In 2021, North America is the home of runaway house price inflation. In both the U.S. and Canada, house prices are far over their Bubble peaks of the first decade of the 2000s and they continue to rise rapidly. In both countries, they are increasing at double-digit annual rates: over 15% in the U.S., according to the AEI Housing Center’s current estimate, and 11.9% in Canada, according to Teranet. They are journalistically described by terms like “surging,” “soaring,” and “red-hot.”

The Case-Shiller national index of U.S. house prices is at about 243, compared to its 2006 Bubble peak of 184. That puts it 32% higher than at the top of the Bubble. “Record-high home prices are happening across nearly all markets, big and small,” says the National Association of Realtors.

In Canada, the comparison is even more striking. The Teranet Canadian composite house price index is at about 261, almost double its 2008 peak of 133.

Anecdotes match the numbers. “Brokers describe the current market as frenzied,” the Wall Street Journal reported. “Many homes receive multiple offers within days.” One Texas broker “said she has never seen a market like this before. In some cases, buyers are offering $100,000 above asking prices. …It’s just crazy, there’s no other word to describe it.”

One Canadian commentator wrote recently, “A sellers’ market prevails…I was surprised to learn that bidding wars…were now common in my hometown, Windsor, Ontario, for sales of even relatively modest houses.” Windsor is a modest industrial city, across the river from Detroit, Michigan.

This house price inflation of both countries, far outrunning the growth of wages, is obviously not sustainable, but it has already gone on longer and to higher prices than many thought possible, including me. As one of my economist friends said recently, “It can’t go on, but it does.”
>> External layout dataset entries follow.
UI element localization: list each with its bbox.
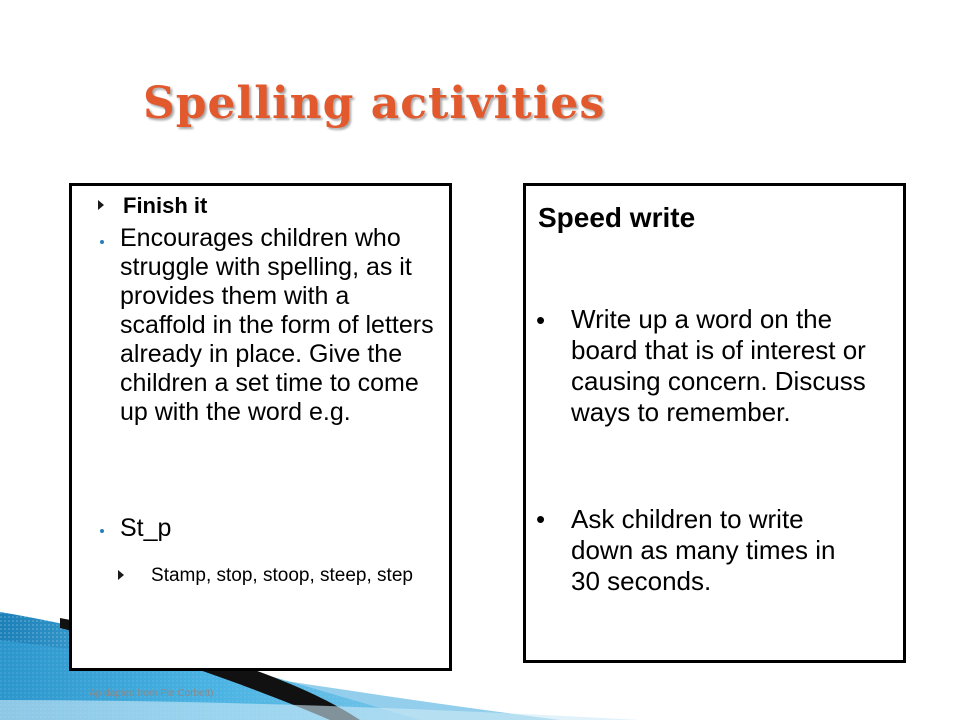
example-answers: Stamp, stop, stoop, steep, step bbox=[151, 565, 413, 586]
speed-write-bullet: Write up a word on the board that is of interest or causing concern. Discuss ways to remember. bbox=[571, 304, 866, 427]
bullet-dot-icon: • bbox=[536, 504, 546, 534]
speed-write-heading: Speed write bbox=[538, 202, 696, 233]
finish-it-description: Encourages children who struggle with spelling, as it provides them with a scaffold in the form of letters already in place. Give the children a set time to come up with the word e.g. bbox=[120, 224, 434, 426]
example-prompt: St_p bbox=[120, 514, 172, 542]
speed-write-bullet: Ask children to write down as many times in 30 seconds. bbox=[571, 504, 836, 596]
source-credit: Ap dapted from Pie Corbett) bbox=[89, 688, 214, 699]
speed-write-panel bbox=[523, 183, 906, 663]
bullet-dot-icon: • bbox=[536, 305, 546, 335]
bullet-dot-icon bbox=[100, 240, 104, 244]
arrow-bullet-icon bbox=[118, 570, 124, 580]
arrow-bullet-icon bbox=[98, 200, 104, 210]
bullet-dot-icon bbox=[100, 529, 104, 533]
finish-it-heading: Finish it bbox=[123, 193, 208, 218]
slide-title: Spelling activities bbox=[143, 78, 606, 129]
finish-it-panel bbox=[69, 183, 452, 671]
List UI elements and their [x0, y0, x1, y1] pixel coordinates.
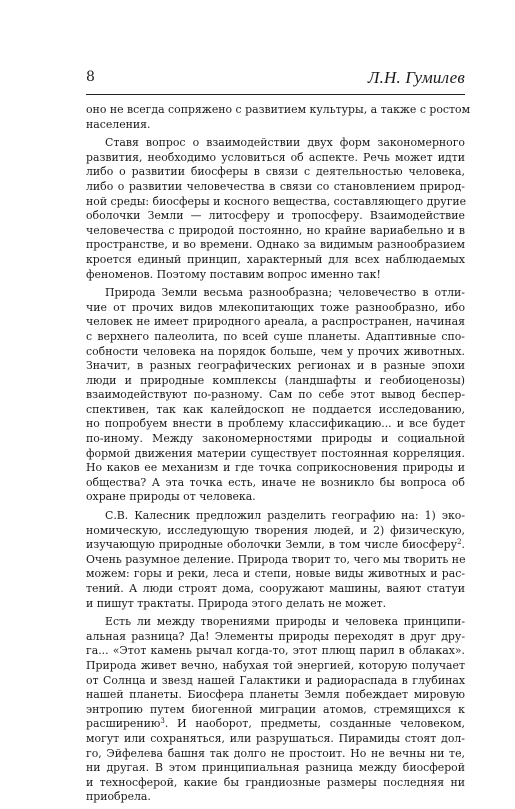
- text-line: ной среды: биосферы и косного вещества, составляющего другие: [86, 194, 467, 208]
- text-line: кроется единый принцип, характерный для всех наблюдаемых: [86, 252, 465, 266]
- text-line: Ставя вопрос о взаимодействии двух форм закономерного: [105, 136, 465, 150]
- paragraph: [86, 103, 471, 132]
- text-line: либо о развитии биосферы в связи с деятельностью человека,: [86, 165, 465, 179]
- text-line: оболочки Земли — литосферу и тропосферу. Взаимодействие: [86, 209, 465, 223]
- text-line: нашей планеты. Биосфера планеты Земля побеждает мировую: [86, 688, 465, 702]
- text-line: оно не всегда сопряжено с развитием культуры, а также с ростом: [86, 103, 471, 116]
- text-line: собности человека на порядок больше, чем у прочих животных.: [86, 344, 465, 358]
- text-line: Значит, в разных географических регионах и в разные эпохи: [86, 359, 465, 373]
- text-line: тений. А люди строят дома, сооружают машины, ваяют статуи: [86, 582, 465, 595]
- text-line-start: изучающую природные оболочки Земли, в том числе биосферу: [86, 538, 458, 552]
- text-line: от Солнца и звезд нашей Галактики и радиораспада в глубинах: [86, 673, 465, 687]
- text-line: приобрела.: [86, 790, 151, 804]
- paragraph: [86, 136, 465, 282]
- paragraph: [86, 509, 465, 611]
- text-line: но попробуем внести в проблему классификацию... и все будет: [86, 417, 465, 431]
- text-line: Очень разумное деление. Природа творит то, чего мы творить не: [86, 552, 466, 566]
- text-line: человек не имеет природного ареала, а распространен, начиная: [86, 315, 465, 329]
- text-line: общества? А эта точка есть, иначе не возникло бы вопроса об: [86, 475, 465, 489]
- body-text: [86, 103, 471, 809]
- text-line: С.В. Калесник предложил разделить географию на: 1) эко-: [105, 509, 465, 523]
- text-line: спективен, так как калейдоскоп не поддается исследованию,: [86, 402, 465, 416]
- text-line: Есть ли между творениями природы и человека принципи-: [105, 615, 465, 629]
- text-line: охране природы от человека.: [86, 490, 256, 504]
- text-line: формой движения материи существует постоянная корреляция.: [86, 446, 465, 460]
- text-line: го, Эйфелева башня так долго не простоит. Но не вечны ни те,: [86, 746, 465, 760]
- text-line-start: расширению: [86, 717, 161, 731]
- text-line: Природа Земли весьма разнообразна; человечество в отли-: [105, 286, 465, 300]
- page-number: 8: [86, 69, 95, 85]
- text-line-with-footnote: [86, 538, 465, 553]
- text-line: ни другая. В этом принципиальная разница между биосферой: [86, 761, 465, 775]
- text-line: Природа живет вечно, набухая той энергией, которую получает: [86, 658, 465, 672]
- text-line: с верхнего палеолита, по всей суше планеты. Адаптивные спо-: [86, 329, 465, 343]
- text-line: Но каков ее механизм и где точка соприкосновения природы и: [86, 461, 465, 475]
- text-line: развития, необходимо условиться об аспекте. Речь может идти: [86, 150, 465, 164]
- text-line-end: .: [461, 538, 465, 552]
- footnote-reference[interactable]: 3: [160, 717, 165, 726]
- running-head-author: Л.Н. Гумилев: [367, 68, 465, 87]
- footnote-reference[interactable]: 2: [457, 538, 462, 547]
- paragraph: [86, 615, 465, 805]
- text-line: взаимодействуют по-разному. Сам по себе этот вывод беспер-: [86, 388, 465, 402]
- text-line: га... «Этот камень рычал когда-то, этот плющ парил в облаках».: [86, 644, 465, 658]
- text-line: феноменов. Поэтому поставим вопрос именно так!: [86, 267, 381, 281]
- text-line-end: . И наоборот, предметы, созданные человеком,: [164, 717, 465, 731]
- text-line: пространстве, и во времени. Однако за видимым разнообразием: [86, 238, 465, 252]
- text-line: номическую, исследующую творения людей, и 2) физическую,: [86, 523, 465, 537]
- text-line: либо о развитии человечества в связи со становлением природ-: [86, 179, 465, 193]
- text-line: люди и природные комплексы (ландшафты и геобиоценозы): [86, 373, 465, 387]
- text-line: можем: горы и реки, леса и степи, новые виды животных и рас-: [86, 567, 465, 581]
- text-line: и пишут трактаты. Природа этого делать не может.: [86, 596, 387, 610]
- text-line: человечества с природой постоянно, но крайне вариабельно и в: [86, 223, 465, 237]
- text-line: энтропию путем биогенной миграции атомов, стремящихся к: [86, 702, 465, 716]
- text-line: могут или сохраняться, или разрушаться. Пирамиды стоят дол-: [86, 731, 465, 745]
- text-line: и техносферой, какие бы грандиозные размеры последняя ни: [86, 775, 465, 789]
- running-head: [86, 68, 465, 95]
- text-line: по-иному. Между закономерностями природы и социальной: [86, 432, 465, 446]
- text-line: чие от прочих видов млекопитающих тоже разнообразно, ибо: [86, 300, 465, 314]
- text-line: населения.: [86, 117, 151, 131]
- text-line: альная разница? Да! Элементы природы переходят в друг дру-: [86, 629, 465, 643]
- paragraph: [86, 286, 465, 505]
- text-line-with-footnote: [86, 717, 465, 732]
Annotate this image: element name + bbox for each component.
Very appropriately, in my view, the Bank of Canada in February discussed “excess exuberance” in Canada’s housing market. In April, it added that this market shows “signs of extrapolative expectations and speculative behavior” – strong language for a central bank to use. The term “excess exuberance” is obviously a variation on the “irrational exuberance” made famous by then-Federal Reserve Chairman Alan Greenspan in 1996, warning about the dot.com stock bubble of the day. That bubble pushed prices up for three more years after Greenspan’s warning, but did ultimately implode. How long will the Canadian and U.S. house price inflations continue, and how will they end?

The Federal Reserve is far less direct than the pointed comments of the Bank of Canada, but it also discusses house prices, albeit with much blander language (or “Fedspeak,” as we say in the U.S.). In its updated Financial Stability Report of May 2021, the Fed observes about asset prices in general, “Prices of risky assets have risen further” and “Looking ahead, asset prices may be vulnerable to significant declines.” True, and it applies among other things to house prices. A number of my financial friends were particularly amused that this report never mentions the Fed’s own continuing role in stoking the inflation of asset prices and the systemic risk they represent.

Specifically on housing, the Fed says, “House price growth continued to increase, and valuations appear high.” Further, “Low levels of interest rates have likely supported robust housing demand.” Yes, except that we need to change that “likely” to “without question.” Implied in this statement, although not made explicit, is how vulnerable house prices, which depend on financing with high leverage, are to interest rates rising from their current historic lows of 3% or so.

What might a more normal interest rate be for the typical U.S. 30-year, fixed rate, freely prepayable mortgage? We can guess that if inflation were at 2%, and the 10-year Treasury yield at inflation plus 1.5%, and the mortgage rate at 1.5% over the 10-year Treasury, that suggests a mortgage rate in the 5% range. An increase in U.S. mortgage interest rates to this level would doubtless entail major house price reductions. (Of course, general inflation going forward may be higher, perhaps a lot higher, than 2%.)

The single most remarkable factor in the U.S. housing finance system at this point is that the central bank has become a massive investor in long-term mortgages. This started as a radical, emergency action in 2008 and ballooned again as an emergency action in 2020, but continues to expand – for how long? As of May 26, 2021, the Fed owned over $2.2 trillion in mortgages at face value, or over 20% of the whole national market. It also reported $349 billion of total unamortized premiums on its books. Assuming half of that is for mortgages, the Fed’s total investment in mortgages is $2.4 trillion. It is by far the biggest savings and loan in the world and getting constantly bigger.

In instructive contrast, the Bank of Canada stopped buying mortgages last year, in October 2020. But the Fed keeps buying, continuing to increase its mortgage portfolio at the rate of $40 billion a month, or $480 billion a year. The central bank thus continues to stimulate and subsidize a market already experiencing a buying frenzy and runaway price inflation – a fascinating, and some would say, astonishing, dynamic in unorthodox housing finance and central banking. The Federal Reserve, like the Bank of Canada, should stop buying mortgages.